Stare przysłowie mówi, że każdy mężczyzna powinien spłodzić syna, wybudować dom i zasadzić drzewo. W przypadku Bartosza Zmarzlika można mówić o realizacji na każdym z tych pól. Podwójny mistrz świata niedawno zdradził, że zostanie ojcem, a teraz zasadził w ogrodzie drzewo. Okazuje się jednak, że nie jest ono przypadkowe.
Zmarzlik był bowiem gościem prezydenta Gorzowa, Jacka Wójcickiego. W podziękowaniu za ostatnie sukcesy sportowe i promocję miasta na arenie międzynarodowej, Zmarzlik otrzymał od włodarza miasta dąb. I to o nieprzypadkowym imieniu - "Bartek".

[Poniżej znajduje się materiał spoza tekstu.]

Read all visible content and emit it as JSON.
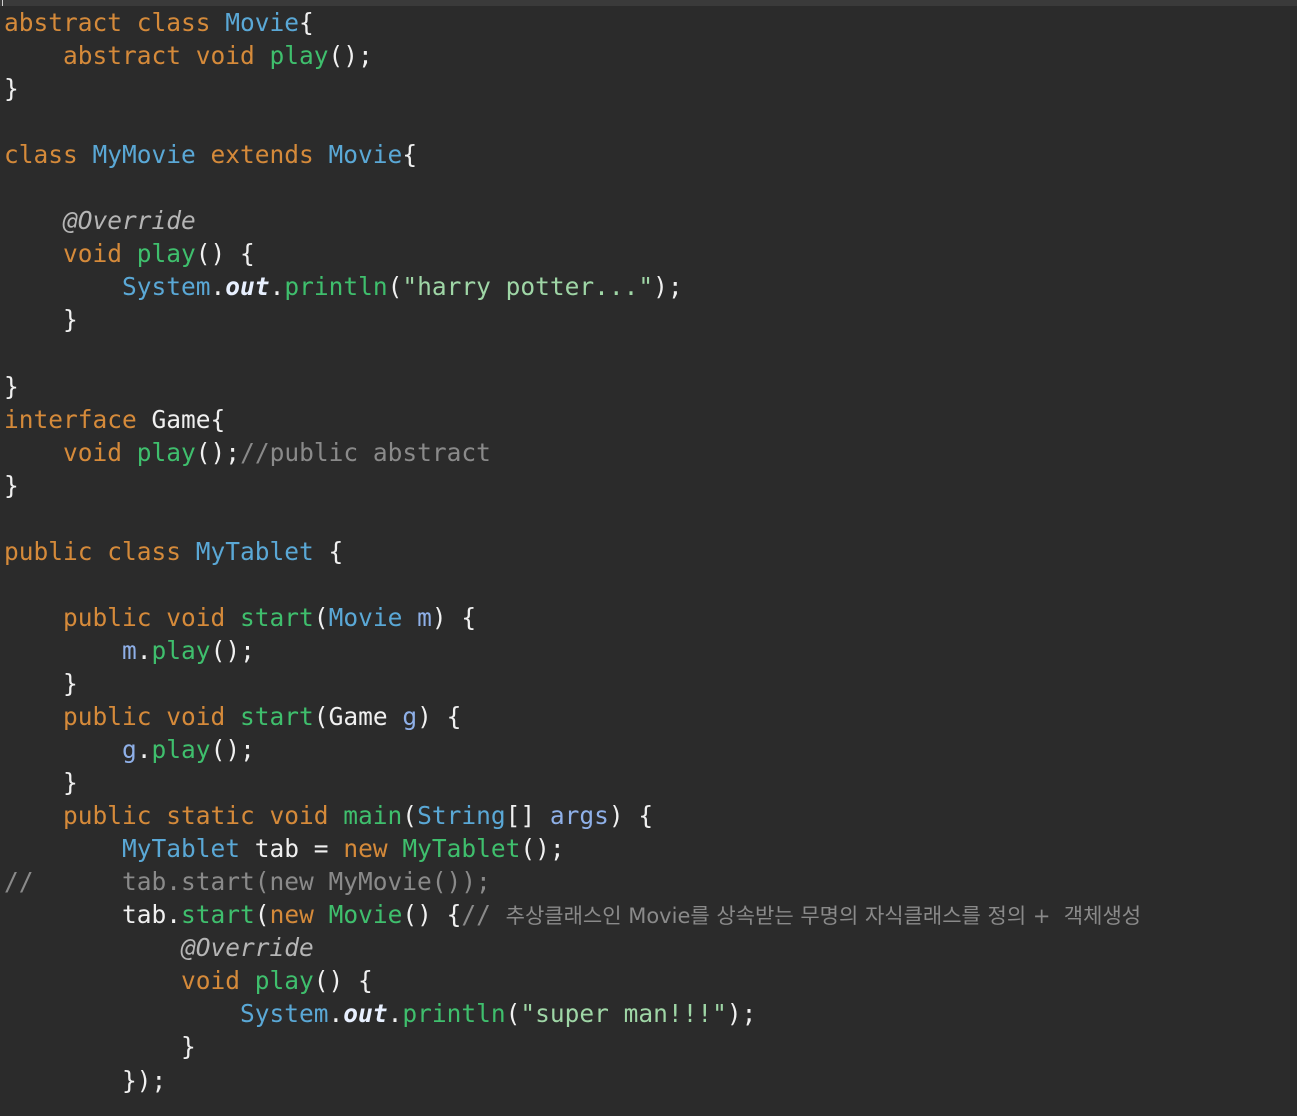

Przy okazji wizyty u prezydenta nie zabrakło też mniejszych upominków i uprzejmości, ale trudno się temu dziwić, skoro obecnie Zmarzlik jest najlepszym możliwym ambasadorem Gorzowa - i to nie tylko na polskiej, ale też na międzynarodowej mapie. Dlatego bez wątpienia prezydenta Wójcickiego ucieszyła wiadomość, że Zmarzlik pozostanie w Moje Bermudy Stali Gorzów na sezon 2021.

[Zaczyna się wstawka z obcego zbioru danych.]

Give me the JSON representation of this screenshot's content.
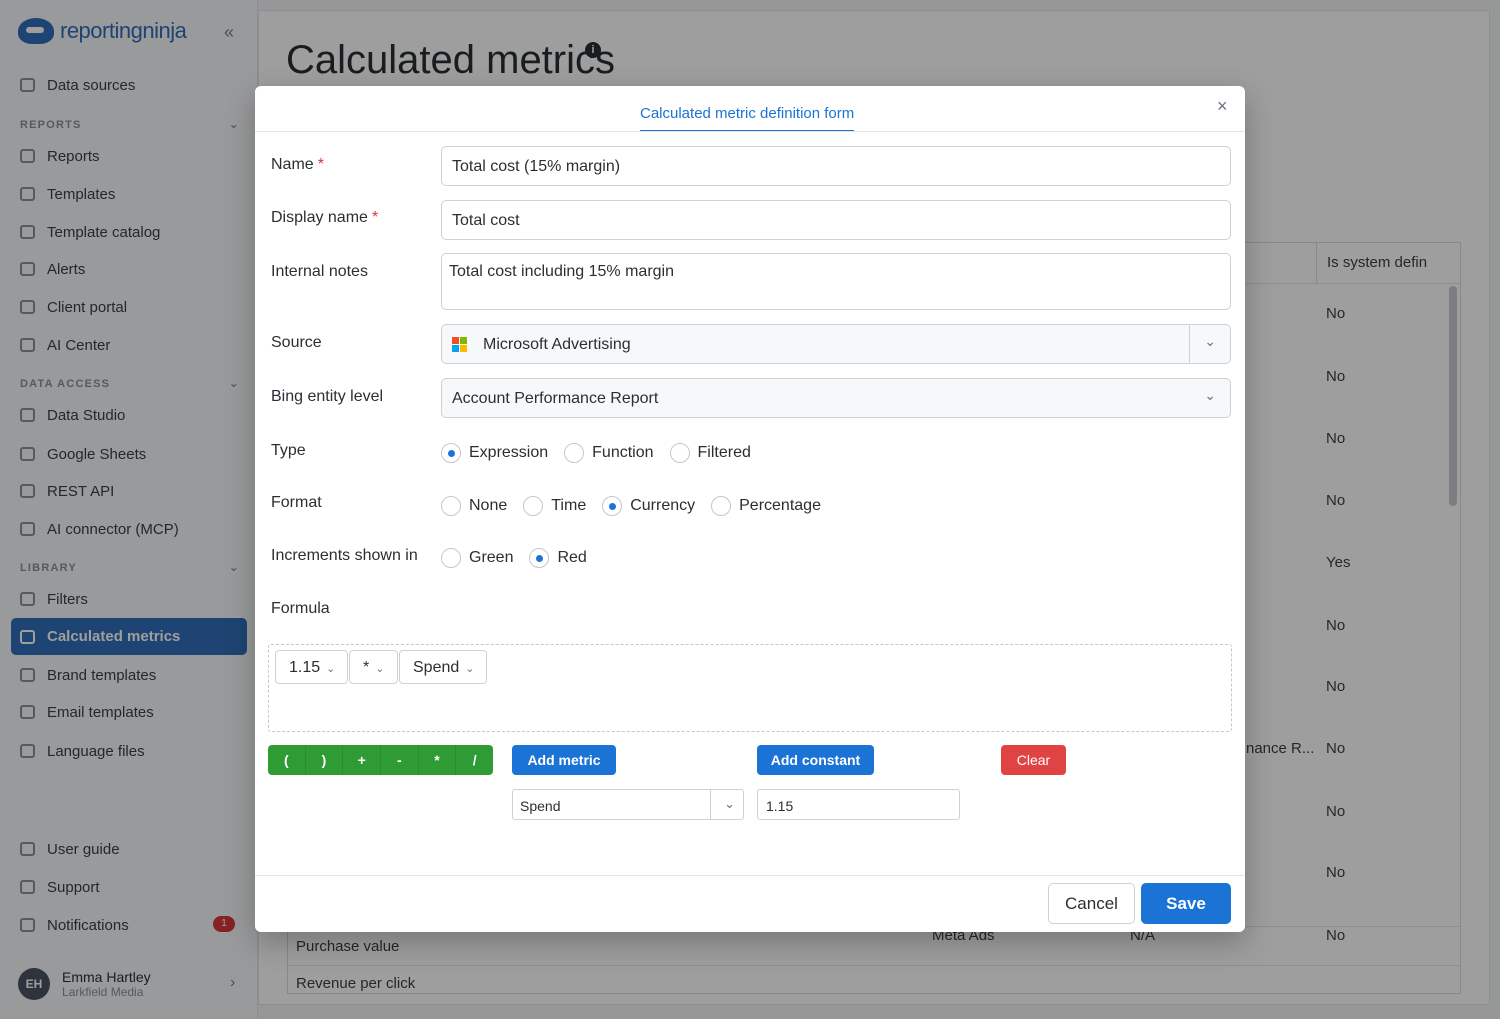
{
  "app": {
    "logo_text": "reportingninja",
    "collapse_icon": "«"
  },
  "sidebar": {
    "top_item": {
      "label": "Data sources",
      "icon": "database-icon"
    },
    "sections": [
      {
        "title": "REPORTS",
        "items": [
          {
            "label": "Reports",
            "icon": "report-icon"
          },
          {
            "label": "Templates",
            "icon": "template-icon"
          },
          {
            "label": "Template catalog",
            "icon": "catalog-icon"
          },
          {
            "label": "Alerts",
            "icon": "bell-icon"
          },
          {
            "label": "Client portal",
            "icon": "monitor-icon"
          },
          {
            "label": "AI Center",
            "icon": "sparkle-icon"
          }
        ]
      },
      {
        "title": "DATA ACCESS",
        "items": [
          {
            "label": "Data Studio",
            "icon": "nodes-icon"
          },
          {
            "label": "Google Sheets",
            "icon": "sheet-icon"
          },
          {
            "label": "REST API",
            "icon": "code-icon"
          },
          {
            "label": "AI connector (MCP)",
            "icon": "connector-icon"
          }
        ]
      },
      {
        "title": "LIBRARY",
        "items": [
          {
            "label": "Filters",
            "icon": "filter-icon"
          },
          {
            "label": "Calculated metrics",
            "icon": "calculator-icon",
            "active": true
          },
          {
            "label": "Brand templates",
            "icon": "brush-icon"
          },
          {
            "label": "Email templates",
            "icon": "mail-icon"
          },
          {
            "label": "Language files",
            "icon": "language-icon"
          }
        ]
      }
    ],
    "bottom_items": [
      {
        "label": "User guide",
        "icon": "book-icon"
      },
      {
        "label": "Support",
        "icon": "support-icon"
      },
      {
        "label": "Notifications",
        "icon": "bell-icon",
        "badge": "1"
      }
    ],
    "user": {
      "initials": "EH",
      "name": "Emma Hartley",
      "org": "Larkfield Media"
    }
  },
  "page": {
    "title": "Calculated metrics",
    "info_icon": "i",
    "table_header_right": "Is system defin",
    "right_column": [
      "No",
      "No",
      "No",
      "No",
      "Yes",
      "No",
      "No",
      "No",
      "No",
      "No",
      "No"
    ],
    "row_fragment": "nance R...",
    "bottom_rows": [
      {
        "name": "Purchase value",
        "source": "Meta Ads",
        "level": "N/A"
      },
      {
        "name": "Revenue per click"
      }
    ]
  },
  "modal": {
    "tab_label": "Calculated metric definition form",
    "close_icon": "×",
    "name": {
      "label": "Name",
      "required_mark": "*",
      "value": "Total cost (15% margin)"
    },
    "display_name": {
      "label": "Display name",
      "required_mark": "*",
      "value": "Total cost"
    },
    "internal_notes": {
      "label": "Internal notes",
      "value": "Total cost including 15% margin"
    },
    "source": {
      "label": "Source",
      "value": "Microsoft Advertising",
      "logo_colors": [
        "#f25022",
        "#7fba00",
        "#00a4ef",
        "#ffb900"
      ]
    },
    "entity_level": {
      "label": "Bing entity level",
      "value": "Account Performance Report"
    },
    "type": {
      "label": "Type",
      "options": [
        "Expression",
        "Function",
        "Filtered"
      ],
      "selected": "Expression"
    },
    "format": {
      "label": "Format",
      "options": [
        "None",
        "Time",
        "Currency",
        "Percentage"
      ],
      "selected": "Currency"
    },
    "increments": {
      "label": "Increments shown in",
      "options": [
        "Green",
        "Red"
      ],
      "selected": "Red"
    },
    "formula": {
      "label": "Formula",
      "tokens": [
        "1.15",
        "*",
        "Spend"
      ],
      "operators": [
        "(",
        ")",
        "+",
        "-",
        "*",
        "/"
      ],
      "add_metric_label": "Add metric",
      "add_constant_label": "Add constant",
      "clear_label": "Clear",
      "metric_select_value": "Spend",
      "constant_value": "1.15"
    },
    "cancel_label": "Cancel",
    "save_label": "Save"
  },
  "colors": {
    "accent": "#1b73d6",
    "operators": "#2e9b35",
    "danger": "#e04343",
    "required": "#d9363e",
    "sidebar_active": "#2f6fb8"
  }
}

ZOBACZ WIDEO Żużel. Pawlicki nigdy nie wyobrażał sobie, że może go spotkać taki sezon
Gorzowianin zakończył już sezon, ale nie oznacza to, że ma błogi spokój. Niedawno Zmarzlik brał też udział w nagraniach do programu Kuby Wojewódzkiego w TVN. Wiadomo już, że odcinek z udziałem polskiego żużlowca zostanie wyemitowany w najbliższy wtorek.

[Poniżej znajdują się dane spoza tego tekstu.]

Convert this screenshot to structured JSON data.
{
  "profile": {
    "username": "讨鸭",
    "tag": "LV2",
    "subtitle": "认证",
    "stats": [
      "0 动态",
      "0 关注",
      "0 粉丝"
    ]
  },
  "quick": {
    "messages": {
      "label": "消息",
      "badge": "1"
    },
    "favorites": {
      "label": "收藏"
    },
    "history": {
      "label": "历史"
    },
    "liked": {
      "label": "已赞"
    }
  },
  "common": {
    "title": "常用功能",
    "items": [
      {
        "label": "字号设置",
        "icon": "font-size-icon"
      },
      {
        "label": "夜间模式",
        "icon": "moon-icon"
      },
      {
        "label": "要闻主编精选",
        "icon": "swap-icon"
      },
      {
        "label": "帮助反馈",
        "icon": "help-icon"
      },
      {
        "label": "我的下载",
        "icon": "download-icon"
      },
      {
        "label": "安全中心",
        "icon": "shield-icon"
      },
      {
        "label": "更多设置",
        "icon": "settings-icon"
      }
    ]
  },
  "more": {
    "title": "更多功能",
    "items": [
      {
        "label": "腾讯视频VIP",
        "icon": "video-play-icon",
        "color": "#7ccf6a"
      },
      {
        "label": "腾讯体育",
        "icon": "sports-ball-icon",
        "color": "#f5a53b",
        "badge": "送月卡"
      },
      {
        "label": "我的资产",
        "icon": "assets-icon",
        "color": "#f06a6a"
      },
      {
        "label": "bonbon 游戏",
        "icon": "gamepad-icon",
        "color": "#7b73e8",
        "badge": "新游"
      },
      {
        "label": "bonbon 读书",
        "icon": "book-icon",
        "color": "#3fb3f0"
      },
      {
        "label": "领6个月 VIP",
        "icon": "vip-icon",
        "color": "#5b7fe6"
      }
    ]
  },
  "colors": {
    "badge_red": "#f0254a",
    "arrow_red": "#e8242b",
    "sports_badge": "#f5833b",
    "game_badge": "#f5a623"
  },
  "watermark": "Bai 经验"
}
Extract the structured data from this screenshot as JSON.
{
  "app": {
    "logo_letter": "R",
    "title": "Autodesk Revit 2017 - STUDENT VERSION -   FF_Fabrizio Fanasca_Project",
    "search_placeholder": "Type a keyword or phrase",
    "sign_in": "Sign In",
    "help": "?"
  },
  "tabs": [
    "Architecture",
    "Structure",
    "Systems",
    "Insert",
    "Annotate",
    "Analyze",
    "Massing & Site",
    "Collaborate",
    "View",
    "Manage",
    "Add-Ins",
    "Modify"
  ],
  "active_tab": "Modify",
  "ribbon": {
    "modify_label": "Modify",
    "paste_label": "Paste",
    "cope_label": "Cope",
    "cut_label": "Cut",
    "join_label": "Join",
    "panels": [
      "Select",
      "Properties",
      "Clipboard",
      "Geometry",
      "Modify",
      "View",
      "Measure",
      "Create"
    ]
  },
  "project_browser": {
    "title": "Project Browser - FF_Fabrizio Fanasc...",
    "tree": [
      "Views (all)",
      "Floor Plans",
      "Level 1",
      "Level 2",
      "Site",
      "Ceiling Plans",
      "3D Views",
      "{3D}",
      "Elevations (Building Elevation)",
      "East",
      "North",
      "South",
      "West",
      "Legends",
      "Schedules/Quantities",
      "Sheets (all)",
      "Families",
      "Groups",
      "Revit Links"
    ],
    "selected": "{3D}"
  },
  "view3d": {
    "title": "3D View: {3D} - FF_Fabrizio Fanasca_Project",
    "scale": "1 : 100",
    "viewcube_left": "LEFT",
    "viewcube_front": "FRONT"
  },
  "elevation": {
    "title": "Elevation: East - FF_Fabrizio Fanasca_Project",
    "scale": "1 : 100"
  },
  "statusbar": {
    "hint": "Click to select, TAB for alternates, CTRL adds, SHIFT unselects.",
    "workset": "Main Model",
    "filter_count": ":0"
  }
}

"We wtorek u mnie Człowiek, Który Pokonał Roberta Lewandowskiego. Mistrz Wszystkiego na Żużlu" - napisał na swoim Instagramie gospodarz programu. Kibicom "czarnego sportu" nie pozostaje nic innego, jak włączyć we wtorkowy wieczór telewizyjne odbiorniki i obejrzeć rozmowę Wojewódzkiego z mistrzem świata.